Soldier termites, in genera like Indocapritermes chhotani and Pericapritermes silvestri, under Termitinae, don’t have what is called anterolateral portion – at the front and side – on their upper lip. The study observed that Krishnacapritermes species had similar anatomy. However, not all the species had a similar anterolateral portion. On some, they were broken on the side. The researchers observed differences in the anterolateral portion in the soldiers of the same colony. This genus closely resembles Pericapritermes in some morphological characteristics.
Why is this important?
Finding an endemic species is a valuable scientific contribution in itself. “This is a restart in terms of the excellence and expertise of Indian taxonomists of ML Roonwal and OB Chottani. It is of immense value. It is a capacity building in a difficult area of taxonomy of termites, wherein polymorphism creates complexities and difficulties in diagnostics and species diversity aspects,” said Vilayanoor Ramamurthy, an insect taxonomist. A retired professor, Ramamurthy was formerly associated with the Indian Agricultural Research Institute in New Delhi.

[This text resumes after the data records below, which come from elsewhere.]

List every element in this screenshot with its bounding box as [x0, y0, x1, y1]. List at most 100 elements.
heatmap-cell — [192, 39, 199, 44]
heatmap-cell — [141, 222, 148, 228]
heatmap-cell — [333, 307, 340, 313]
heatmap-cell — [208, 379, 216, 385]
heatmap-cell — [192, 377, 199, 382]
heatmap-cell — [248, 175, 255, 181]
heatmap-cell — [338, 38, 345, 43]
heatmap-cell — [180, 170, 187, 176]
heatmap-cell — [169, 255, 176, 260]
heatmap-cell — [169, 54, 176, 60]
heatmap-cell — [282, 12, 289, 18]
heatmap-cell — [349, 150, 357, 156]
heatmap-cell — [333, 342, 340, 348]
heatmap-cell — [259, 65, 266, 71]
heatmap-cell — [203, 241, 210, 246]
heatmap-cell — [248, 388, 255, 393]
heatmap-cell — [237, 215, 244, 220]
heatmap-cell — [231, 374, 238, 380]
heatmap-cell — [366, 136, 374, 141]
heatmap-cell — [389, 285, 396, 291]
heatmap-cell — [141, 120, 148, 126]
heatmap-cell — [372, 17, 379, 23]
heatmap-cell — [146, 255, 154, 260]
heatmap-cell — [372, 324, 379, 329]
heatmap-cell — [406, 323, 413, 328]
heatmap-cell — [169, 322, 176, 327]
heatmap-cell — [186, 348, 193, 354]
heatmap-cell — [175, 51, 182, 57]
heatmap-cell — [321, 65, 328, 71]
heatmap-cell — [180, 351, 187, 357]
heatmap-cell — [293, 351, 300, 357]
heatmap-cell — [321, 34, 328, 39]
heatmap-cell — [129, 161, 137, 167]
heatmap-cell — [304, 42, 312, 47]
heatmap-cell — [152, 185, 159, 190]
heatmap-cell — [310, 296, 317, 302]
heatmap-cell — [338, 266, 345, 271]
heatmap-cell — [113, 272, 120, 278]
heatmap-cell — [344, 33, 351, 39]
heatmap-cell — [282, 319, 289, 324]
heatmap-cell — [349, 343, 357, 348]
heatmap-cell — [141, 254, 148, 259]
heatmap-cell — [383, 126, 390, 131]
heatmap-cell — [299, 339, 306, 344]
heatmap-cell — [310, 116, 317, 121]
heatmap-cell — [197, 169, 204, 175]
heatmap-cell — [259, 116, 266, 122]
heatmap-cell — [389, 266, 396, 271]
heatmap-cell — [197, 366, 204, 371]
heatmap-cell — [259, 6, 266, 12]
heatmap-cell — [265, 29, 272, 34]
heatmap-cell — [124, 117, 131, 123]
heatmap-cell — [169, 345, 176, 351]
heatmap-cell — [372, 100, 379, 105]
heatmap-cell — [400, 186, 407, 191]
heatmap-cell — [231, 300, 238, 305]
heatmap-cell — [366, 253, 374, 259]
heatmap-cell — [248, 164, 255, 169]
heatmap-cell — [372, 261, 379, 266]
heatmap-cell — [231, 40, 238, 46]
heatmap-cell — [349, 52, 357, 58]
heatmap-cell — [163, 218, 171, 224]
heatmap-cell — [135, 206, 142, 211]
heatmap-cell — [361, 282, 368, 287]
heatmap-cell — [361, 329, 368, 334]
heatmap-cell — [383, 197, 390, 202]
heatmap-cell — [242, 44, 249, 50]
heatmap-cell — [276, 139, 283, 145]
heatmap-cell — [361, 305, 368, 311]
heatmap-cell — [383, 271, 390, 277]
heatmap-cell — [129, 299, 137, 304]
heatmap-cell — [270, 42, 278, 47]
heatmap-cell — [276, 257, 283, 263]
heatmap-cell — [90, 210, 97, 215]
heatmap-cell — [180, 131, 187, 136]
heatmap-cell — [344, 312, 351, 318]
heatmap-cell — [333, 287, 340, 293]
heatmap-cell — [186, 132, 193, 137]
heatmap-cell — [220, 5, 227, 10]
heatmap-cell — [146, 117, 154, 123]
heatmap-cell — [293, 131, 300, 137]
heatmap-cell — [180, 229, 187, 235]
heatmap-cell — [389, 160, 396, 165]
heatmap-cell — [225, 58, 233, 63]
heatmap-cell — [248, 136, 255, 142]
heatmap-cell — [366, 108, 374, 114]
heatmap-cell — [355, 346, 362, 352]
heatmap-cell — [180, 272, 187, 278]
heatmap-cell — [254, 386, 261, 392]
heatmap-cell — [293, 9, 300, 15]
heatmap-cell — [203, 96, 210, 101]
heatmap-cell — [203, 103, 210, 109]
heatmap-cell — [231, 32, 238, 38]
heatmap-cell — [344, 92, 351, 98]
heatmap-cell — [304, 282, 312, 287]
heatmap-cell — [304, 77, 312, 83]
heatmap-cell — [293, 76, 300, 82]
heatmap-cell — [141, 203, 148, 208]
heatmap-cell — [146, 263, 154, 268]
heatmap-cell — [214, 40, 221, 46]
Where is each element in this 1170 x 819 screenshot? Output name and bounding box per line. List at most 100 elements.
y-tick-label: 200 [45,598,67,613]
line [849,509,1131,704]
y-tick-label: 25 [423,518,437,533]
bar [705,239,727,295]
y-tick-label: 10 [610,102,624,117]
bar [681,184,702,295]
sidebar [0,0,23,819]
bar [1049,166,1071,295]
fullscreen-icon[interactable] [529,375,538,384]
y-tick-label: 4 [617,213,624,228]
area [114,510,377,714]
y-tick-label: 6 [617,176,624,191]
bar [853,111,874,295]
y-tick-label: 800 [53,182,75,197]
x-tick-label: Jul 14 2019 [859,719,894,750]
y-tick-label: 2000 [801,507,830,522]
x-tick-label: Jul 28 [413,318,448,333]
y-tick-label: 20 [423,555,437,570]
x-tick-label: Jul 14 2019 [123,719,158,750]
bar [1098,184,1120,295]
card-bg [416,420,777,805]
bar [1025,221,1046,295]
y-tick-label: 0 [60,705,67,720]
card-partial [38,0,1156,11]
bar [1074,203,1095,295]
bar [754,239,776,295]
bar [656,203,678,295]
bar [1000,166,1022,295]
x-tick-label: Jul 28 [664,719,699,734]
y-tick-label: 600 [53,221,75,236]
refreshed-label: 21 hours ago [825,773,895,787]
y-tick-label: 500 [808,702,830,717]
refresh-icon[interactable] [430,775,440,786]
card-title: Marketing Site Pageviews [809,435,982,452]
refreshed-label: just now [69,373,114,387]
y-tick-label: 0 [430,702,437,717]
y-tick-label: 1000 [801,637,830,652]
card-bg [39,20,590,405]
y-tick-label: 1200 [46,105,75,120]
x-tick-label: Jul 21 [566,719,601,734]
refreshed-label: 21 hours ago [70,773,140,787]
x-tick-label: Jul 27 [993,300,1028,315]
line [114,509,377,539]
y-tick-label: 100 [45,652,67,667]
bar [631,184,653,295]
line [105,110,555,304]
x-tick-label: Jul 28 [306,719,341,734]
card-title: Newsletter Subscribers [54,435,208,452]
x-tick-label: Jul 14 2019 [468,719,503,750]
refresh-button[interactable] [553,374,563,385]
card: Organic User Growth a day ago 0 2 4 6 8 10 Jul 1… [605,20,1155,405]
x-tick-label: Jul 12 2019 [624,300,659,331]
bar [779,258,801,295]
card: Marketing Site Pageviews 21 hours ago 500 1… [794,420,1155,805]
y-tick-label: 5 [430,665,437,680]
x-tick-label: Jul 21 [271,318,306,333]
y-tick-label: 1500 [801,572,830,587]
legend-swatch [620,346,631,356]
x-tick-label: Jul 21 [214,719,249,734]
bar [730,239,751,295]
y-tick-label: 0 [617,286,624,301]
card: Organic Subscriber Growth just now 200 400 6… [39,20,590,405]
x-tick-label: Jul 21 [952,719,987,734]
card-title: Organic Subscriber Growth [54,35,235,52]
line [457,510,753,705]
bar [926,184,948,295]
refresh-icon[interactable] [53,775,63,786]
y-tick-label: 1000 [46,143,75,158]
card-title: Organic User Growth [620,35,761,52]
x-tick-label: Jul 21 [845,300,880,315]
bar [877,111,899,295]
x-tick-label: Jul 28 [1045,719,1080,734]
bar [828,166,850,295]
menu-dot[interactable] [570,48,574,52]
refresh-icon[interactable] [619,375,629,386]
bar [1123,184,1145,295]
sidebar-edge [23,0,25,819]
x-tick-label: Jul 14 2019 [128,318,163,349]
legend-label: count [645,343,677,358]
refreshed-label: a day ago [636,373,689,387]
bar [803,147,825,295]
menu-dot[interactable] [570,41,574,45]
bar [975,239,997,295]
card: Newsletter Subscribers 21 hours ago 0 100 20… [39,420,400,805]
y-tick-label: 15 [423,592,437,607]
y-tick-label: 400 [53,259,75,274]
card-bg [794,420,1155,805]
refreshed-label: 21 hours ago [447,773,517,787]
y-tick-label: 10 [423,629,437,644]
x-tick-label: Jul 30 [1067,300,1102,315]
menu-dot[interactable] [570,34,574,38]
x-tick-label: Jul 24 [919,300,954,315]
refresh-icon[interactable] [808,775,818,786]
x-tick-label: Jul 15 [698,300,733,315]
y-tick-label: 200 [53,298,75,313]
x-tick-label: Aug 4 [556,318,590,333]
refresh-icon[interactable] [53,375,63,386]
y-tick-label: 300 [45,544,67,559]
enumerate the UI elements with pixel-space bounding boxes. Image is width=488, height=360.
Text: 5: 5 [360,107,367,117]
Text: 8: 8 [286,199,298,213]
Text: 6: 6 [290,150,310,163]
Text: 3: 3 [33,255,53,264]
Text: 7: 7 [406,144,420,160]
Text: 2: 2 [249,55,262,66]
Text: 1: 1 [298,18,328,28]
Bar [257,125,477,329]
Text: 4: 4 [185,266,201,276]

“The polymorphism and plasticity in the termite life stages, sexes [and] castes lead to complexities in the identification and classification at different hierarchical levels,” he said.
Discontinuous genetic variation leads to different types of individuals in a single species and is called polymorphism. It is due to a gene having two or more possibilities of a trait. Plasticity refers to the adaptive nature of an organism to its natural surrounds, thought to be happening, in its life span.
In the termite caste system, the lowest rank is workers, followed higher up by soldiers. While the workers build nests, locate food and care for the young, soldiers guard the nest. “The discovery of two endemic species will add to the species diversity components of biodiversity,” Ramamurthy added.
This article first appeared on Mongabay.